Although the 2007 Tabasco floods are an exceptional example of the damage a single natural disaster can cause, natural disasters are commonplace in Mexico.  Approximately 41 percent of Mexico’s territory and 31 percent of its population are exposed to a range of natural hazards, including hurricanes, storms, floods, earthquakes and volcanic eruptions.  Between 1970 and 2009, natural disasters affected almost 60 million people in Mexico, a figure that could easily increase due to the impact of climate change on the intensity and frequency of natural hazards.
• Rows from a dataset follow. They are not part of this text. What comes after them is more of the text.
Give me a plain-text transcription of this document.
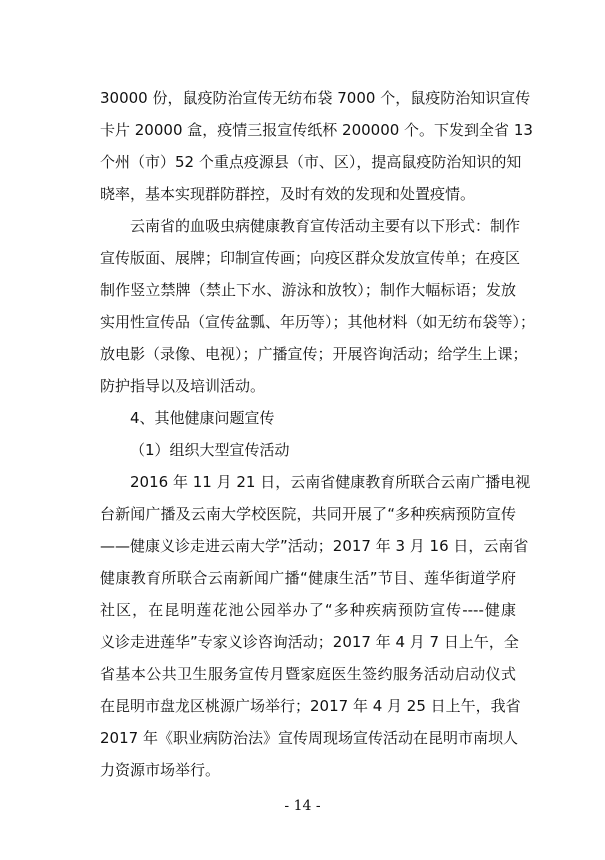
30000 份，鼠疫防治宣传无纺布袋 7000 个，鼠疫防治知识宣传
卡片 20000 盒，疫情三报宣传纸杯 200000 个。下发到全省 13
个州（市）52 个重点疫源县（市、区），提高鼠疫防治知识的知
晓率，基本实现群防群控，及时有效的发现和处置疫情。
云南省的血吸虫病健康教育宣传活动主要有以下形式：制作
宣传版面、展牌；印制宣传画；向疫区群众发放宣传单；在疫区
制作竖立禁牌（禁止下水、游泳和放牧）；制作大幅标语；发放
实用性宣传品（宣传盆瓢、年历等）；其他材料（如无纺布袋等）；
放电影（录像、电视）；广播宣传；开展咨询活动；给学生上课；
防护指导以及培训活动。
4、其他健康问题宣传
（1）组织大型宣传活动
2016 年 11 月 21 日，云南省健康教育所联合云南广播电视
台新闻广播及云南大学校医院，共同开展了“多种疾病预防宣传
——健康义诊走进云南大学”活动；2017 年 3 月 16 日，云南省
健康教育所联合云南新闻广播“健康生活”节目、莲华街道学府
社区，在昆明莲花池公园举办了“多种疾病预防宣传----健康
义诊走进莲华”专家义诊咨询活动；2017 年 4 月 7 日上午，全
省基本公共卫生服务宣传月暨家庭医生签约服务活动启动仪式
在昆明市盘龙区桃源广场举行；2017 年 4 月 25 日上午，我省
2017 年《职业病防治法》宣传周现场宣传活动在昆明市南坝人
力资源市场举行。
- 14 -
Disasters impose a significant burden on the federal government’s budget.  From 1999 to 2011, the cost of post-disaster reconstruction of public assets and low income housing, financed by the federal government, averaged US$1.46 billion per year.  The government incurred the highest costs in 2010 when major floods generated rehabilitation needs exceeding US$5 billion. Mexico’s individual states also have a heavy burden to bear as a result of damages caused by disasters.  Each year, the 32 states face contingent liabilities of over US$1 million for damages to state and municipally owned assets.  
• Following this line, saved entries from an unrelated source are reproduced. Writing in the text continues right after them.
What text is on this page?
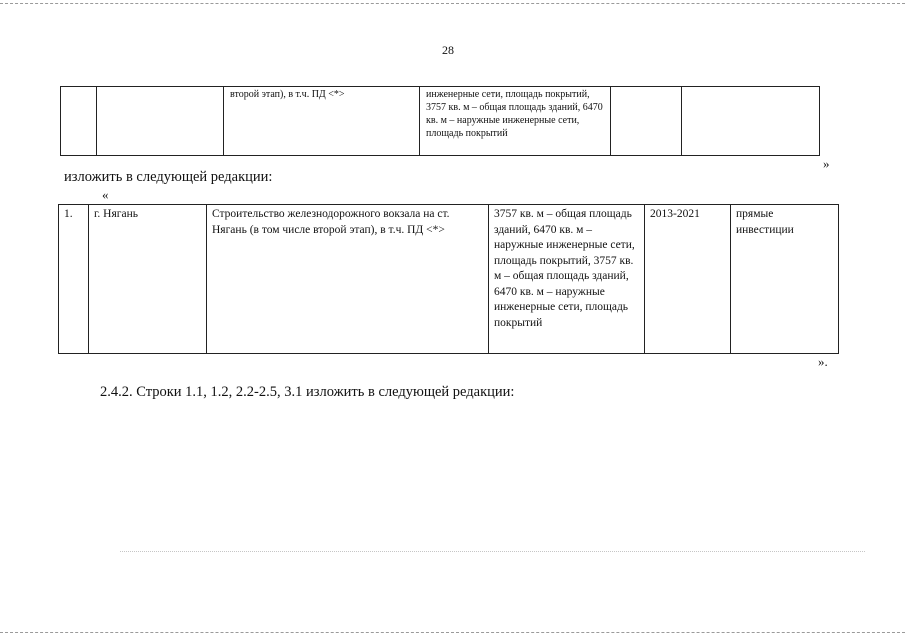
28
		второй этап), в т.ч. ПД <*>	инженерные сети, площадь покрытий, 3757 кв. м – общая площадь зданий, 6470 кв. м – наружные инженерные сети, площадь покрытий		
»
изложить в следующей редакции:
«
1.	г. Нягань	Строительство железнодорожного вокзала на ст. Нягань (в том числе второй этап), в т.ч. ПД <*>	3757 кв. м – общая площадь зданий, 6470 кв. м – наружные инженерные сети, площадь покрытий, 3757 кв. м – общая площадь зданий, 6470 кв. м – наружные инженерные сети, площадь покрытий	2013-2021	прямые инвестиции
».
2.4.2. Строки 1.1, 1.2, 2.2-2.5, 3.1 изложить в следующей редакции:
While the occurrence of a natural hazard could be considered exogenous, its transformation into a disaster is not. As Mexico’s population continues to grow, problems such as unplanned and unregulated land use, lack of environmental controls and poor building standards become exacerbated.  These challenges, combined with a changing climate and increased climate variability, set the stage for increased losses and damages from natural events.   

Mexico and the World Bank 

For over a decade, the Government of Mexico and the World Bank have been working together to improve the country’s disaster risk management system and secure its economic and financial standing in the event of future disasters.  Mexico has one of the most sophisticated financial protection strategies against disasters amongst middle-income countries, as part of their overall Civil Protection system.  Over the years, it has been able to establish, and continuously improve, an effective system for allocating resources for emergency response, rehabilitation and reconstruction, built around the Natural Disasters Fund (FONDEN) and comprised of a variety of risk transfer instruments.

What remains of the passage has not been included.